Price action: February live cattle fell 57.5 cents to $137.25, the contract’s lowest settlement since $136.925 on Dec. 21. March feeder cattle fell 17.5 cents to $166.175.

Fundamental analysis: Live cattle futures continued a recent slide, closing at a two-week low, amid mixed signals from cash and wholesale beef markets. USDA reports yesterday indicated some live steers sold for around $139.47, down modestly from last week. Later today, sources indicated a few animals had traded at $220 dressed and $138 live in the Southern Plains, which would be down $1.00 to $2.00 from last week.

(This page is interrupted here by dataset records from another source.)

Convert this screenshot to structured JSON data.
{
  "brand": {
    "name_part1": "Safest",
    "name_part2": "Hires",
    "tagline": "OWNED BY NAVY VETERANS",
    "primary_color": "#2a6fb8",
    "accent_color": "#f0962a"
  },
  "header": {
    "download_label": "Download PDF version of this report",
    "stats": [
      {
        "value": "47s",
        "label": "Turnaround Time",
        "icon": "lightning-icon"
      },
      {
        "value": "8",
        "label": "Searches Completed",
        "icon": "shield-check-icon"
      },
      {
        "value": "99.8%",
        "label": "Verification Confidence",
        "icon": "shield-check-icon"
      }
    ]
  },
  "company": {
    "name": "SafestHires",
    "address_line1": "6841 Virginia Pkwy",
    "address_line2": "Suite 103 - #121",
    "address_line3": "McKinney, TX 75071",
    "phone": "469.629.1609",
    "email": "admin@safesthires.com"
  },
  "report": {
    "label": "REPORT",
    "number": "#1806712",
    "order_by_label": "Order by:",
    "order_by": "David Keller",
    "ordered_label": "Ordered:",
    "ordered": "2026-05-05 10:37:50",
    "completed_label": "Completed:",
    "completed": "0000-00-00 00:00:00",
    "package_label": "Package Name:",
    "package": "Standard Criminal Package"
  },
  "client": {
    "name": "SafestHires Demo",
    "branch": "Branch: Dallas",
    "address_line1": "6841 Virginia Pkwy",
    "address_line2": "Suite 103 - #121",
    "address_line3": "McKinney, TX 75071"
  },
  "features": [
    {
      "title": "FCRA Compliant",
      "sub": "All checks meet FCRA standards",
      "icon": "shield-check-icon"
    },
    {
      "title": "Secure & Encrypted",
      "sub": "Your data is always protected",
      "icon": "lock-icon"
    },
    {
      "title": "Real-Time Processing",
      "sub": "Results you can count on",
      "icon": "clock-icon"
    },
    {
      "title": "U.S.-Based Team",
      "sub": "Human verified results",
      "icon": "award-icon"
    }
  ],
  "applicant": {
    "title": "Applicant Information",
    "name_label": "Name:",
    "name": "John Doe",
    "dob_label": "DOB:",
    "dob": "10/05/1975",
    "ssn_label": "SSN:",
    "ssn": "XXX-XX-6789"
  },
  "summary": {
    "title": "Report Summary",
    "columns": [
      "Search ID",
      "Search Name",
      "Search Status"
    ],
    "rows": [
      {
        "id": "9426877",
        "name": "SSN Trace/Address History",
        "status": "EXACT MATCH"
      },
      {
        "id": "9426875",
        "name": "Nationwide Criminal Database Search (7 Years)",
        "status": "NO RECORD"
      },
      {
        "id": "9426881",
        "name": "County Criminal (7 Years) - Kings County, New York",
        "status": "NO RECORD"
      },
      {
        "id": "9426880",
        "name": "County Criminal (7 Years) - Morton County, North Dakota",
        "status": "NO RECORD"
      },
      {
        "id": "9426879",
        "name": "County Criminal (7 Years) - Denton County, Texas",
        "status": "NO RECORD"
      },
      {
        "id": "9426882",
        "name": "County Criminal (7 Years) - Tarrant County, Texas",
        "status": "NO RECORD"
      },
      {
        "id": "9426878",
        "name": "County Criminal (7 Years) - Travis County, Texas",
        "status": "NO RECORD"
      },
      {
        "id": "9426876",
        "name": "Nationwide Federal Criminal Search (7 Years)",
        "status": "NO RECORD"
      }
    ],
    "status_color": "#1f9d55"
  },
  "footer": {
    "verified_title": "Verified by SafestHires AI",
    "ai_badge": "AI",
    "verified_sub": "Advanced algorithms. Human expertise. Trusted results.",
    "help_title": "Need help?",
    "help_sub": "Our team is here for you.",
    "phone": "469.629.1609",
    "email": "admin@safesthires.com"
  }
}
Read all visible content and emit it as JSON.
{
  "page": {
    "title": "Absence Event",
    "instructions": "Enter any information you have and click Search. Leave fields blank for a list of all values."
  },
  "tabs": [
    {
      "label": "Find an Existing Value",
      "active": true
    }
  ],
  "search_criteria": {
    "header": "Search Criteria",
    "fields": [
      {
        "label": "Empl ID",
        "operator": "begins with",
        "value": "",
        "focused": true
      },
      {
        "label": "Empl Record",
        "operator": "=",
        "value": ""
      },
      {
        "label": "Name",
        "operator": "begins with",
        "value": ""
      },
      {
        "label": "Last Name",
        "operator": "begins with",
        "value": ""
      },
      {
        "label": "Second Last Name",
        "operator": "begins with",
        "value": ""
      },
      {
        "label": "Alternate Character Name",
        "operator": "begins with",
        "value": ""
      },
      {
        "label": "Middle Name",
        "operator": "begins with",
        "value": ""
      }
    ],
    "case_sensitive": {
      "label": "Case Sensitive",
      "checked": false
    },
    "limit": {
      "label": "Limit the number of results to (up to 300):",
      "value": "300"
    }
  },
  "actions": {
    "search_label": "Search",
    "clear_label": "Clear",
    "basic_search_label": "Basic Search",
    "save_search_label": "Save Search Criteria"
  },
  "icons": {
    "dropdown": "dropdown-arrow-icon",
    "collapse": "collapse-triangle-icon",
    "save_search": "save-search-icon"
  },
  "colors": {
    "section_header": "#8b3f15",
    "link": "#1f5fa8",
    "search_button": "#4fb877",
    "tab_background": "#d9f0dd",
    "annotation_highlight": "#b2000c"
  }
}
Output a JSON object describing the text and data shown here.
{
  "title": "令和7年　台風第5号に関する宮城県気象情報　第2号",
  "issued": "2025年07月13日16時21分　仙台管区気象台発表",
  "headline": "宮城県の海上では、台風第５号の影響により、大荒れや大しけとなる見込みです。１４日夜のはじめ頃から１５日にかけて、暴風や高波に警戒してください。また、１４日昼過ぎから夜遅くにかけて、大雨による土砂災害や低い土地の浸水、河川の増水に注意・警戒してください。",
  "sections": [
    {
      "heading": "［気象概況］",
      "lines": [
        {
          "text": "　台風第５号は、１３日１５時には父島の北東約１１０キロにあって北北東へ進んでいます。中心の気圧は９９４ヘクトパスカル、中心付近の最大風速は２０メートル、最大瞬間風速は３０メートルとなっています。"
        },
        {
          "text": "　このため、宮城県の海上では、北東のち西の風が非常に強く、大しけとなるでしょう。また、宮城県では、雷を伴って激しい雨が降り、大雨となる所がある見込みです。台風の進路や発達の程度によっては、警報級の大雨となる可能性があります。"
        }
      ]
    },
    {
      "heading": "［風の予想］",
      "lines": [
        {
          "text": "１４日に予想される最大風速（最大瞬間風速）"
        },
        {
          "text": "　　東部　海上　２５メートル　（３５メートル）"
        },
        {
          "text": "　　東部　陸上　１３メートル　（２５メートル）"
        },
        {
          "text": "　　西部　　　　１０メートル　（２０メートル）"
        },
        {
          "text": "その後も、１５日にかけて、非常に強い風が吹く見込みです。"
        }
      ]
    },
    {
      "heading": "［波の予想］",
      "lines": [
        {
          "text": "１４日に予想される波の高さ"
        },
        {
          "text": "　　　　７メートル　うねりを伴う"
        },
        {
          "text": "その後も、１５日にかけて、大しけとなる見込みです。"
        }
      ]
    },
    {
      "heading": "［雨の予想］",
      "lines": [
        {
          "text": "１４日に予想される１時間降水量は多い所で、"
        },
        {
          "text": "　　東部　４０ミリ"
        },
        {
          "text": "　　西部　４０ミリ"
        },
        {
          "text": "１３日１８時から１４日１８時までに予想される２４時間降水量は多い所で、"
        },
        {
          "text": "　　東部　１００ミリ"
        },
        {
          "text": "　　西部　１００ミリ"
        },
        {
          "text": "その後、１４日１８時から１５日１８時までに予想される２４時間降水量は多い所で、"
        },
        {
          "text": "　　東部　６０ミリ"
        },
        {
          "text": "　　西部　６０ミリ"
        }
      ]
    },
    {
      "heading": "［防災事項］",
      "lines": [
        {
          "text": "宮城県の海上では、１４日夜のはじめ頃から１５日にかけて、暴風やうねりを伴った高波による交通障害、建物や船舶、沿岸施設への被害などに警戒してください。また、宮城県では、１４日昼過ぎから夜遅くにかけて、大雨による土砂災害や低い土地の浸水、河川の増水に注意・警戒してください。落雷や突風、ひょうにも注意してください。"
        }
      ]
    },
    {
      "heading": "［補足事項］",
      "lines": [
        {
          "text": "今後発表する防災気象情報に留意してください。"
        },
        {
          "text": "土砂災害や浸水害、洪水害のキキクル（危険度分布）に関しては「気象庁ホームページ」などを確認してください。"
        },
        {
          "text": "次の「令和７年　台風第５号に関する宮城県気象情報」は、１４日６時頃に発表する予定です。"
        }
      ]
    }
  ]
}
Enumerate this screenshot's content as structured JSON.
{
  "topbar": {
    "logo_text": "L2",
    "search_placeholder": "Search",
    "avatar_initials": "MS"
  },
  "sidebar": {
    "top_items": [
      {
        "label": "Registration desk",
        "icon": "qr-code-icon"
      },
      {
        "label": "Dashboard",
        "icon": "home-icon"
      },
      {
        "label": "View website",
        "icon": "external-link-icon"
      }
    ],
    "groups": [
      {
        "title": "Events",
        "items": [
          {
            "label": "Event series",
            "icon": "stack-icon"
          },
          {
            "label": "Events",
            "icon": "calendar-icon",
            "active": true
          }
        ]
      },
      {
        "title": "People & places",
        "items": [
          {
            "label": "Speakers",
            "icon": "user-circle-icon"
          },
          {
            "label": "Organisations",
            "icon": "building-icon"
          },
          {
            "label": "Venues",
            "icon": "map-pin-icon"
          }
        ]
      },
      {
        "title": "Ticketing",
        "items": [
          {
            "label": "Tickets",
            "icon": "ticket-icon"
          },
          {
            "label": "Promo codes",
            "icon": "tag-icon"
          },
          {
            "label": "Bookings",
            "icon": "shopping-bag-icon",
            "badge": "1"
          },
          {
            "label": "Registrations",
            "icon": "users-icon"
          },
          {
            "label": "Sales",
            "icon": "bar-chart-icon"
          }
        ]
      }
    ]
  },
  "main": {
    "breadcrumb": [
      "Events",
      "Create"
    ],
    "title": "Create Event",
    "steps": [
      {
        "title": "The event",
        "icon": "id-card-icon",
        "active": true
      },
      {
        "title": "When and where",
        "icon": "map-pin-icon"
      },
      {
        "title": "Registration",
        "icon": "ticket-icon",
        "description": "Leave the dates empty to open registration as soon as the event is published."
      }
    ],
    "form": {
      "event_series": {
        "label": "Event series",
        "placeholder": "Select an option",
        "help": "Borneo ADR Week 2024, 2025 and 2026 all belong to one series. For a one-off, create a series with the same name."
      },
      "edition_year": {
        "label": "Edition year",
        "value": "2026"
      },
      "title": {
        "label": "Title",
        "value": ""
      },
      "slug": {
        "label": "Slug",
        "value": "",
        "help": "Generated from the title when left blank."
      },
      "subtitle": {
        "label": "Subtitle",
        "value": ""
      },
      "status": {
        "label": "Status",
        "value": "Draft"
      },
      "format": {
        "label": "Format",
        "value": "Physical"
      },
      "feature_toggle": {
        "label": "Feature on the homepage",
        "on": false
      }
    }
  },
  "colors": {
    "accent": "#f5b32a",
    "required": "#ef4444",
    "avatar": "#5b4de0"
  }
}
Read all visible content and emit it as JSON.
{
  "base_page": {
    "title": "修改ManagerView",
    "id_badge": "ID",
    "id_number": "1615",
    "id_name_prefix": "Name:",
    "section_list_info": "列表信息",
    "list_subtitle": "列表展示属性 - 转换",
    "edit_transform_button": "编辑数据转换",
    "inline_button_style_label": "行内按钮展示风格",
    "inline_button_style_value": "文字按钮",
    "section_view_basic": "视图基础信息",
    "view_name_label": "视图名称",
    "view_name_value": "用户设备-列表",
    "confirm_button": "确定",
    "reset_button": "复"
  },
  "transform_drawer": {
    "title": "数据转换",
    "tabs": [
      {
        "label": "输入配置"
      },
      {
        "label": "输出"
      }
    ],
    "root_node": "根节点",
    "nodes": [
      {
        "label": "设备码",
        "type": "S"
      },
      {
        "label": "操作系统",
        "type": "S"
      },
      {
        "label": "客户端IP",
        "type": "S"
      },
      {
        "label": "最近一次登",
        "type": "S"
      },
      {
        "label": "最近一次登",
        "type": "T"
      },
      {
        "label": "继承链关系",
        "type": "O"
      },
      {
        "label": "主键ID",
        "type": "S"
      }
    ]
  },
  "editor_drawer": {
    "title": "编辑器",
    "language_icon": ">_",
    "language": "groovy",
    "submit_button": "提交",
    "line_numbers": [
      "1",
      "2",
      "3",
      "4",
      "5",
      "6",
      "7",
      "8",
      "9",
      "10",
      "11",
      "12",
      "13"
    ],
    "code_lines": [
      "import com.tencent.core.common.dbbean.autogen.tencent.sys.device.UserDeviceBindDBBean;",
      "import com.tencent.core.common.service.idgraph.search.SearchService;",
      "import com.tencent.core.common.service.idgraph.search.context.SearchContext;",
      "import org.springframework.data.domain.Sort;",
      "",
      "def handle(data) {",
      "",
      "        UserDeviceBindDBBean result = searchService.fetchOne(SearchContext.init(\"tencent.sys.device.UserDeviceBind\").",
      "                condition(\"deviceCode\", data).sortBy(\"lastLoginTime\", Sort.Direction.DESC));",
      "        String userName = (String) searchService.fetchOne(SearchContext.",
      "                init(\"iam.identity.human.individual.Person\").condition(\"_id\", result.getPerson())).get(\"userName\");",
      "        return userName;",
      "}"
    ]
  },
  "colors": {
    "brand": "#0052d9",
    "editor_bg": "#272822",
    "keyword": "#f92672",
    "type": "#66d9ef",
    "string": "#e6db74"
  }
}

Recent futures weakness likely contributed to the cash market erosion, but feedlot operators likely won’t cut asking prices significantly in the days ahead.

Given the cash market’s history of seasonal strength from December into April, the discount now built into the February contract is unusual, especially considering winter and early spring price strength stems largely from a seasonal cattle slaughter decline to annual lows through the first two months of the year. The steady, upward creep of wholesale beef prices also seems to presage improved packer bids in the near future. Choice cutout values rose another 65 cents early today to a four-week high at $267.47, while Select climbed $1.16 to $260.39.

Recent futures weakness may also reflect trader concern over a potential short-term repeat of the spring 2020 packing plant shutdowns forced by widespread Covid infections. These concerns are likely overblown, but can’t be ruled out completely.

Technical analysis: Bears hold the technical advantage, especially after February live cattle failed at 40-day moving average resistance around $138.20 in early trading, then moved moderately lower. Additional overhead resistance is likely marked by the 10-day moving average near $139.00, but a push above that level would have bulls targeting last week’s high at $141.425. Look for initial support at yesterday’s low of $136.775, then at the Dec. 20 low of $135.50. A drop below that level would have bears looking to test the October 22 low of $133.40.

What to do: Short-term protective hedges for fed cattle producers may be needed if recent lows are violated.

Hedgers: Carry all risk in the cash market for now.

Feed needs: You are hand-to-mouth on corn-for-feed and soybean meal needs. Wait on price pullbacks to extend coverage.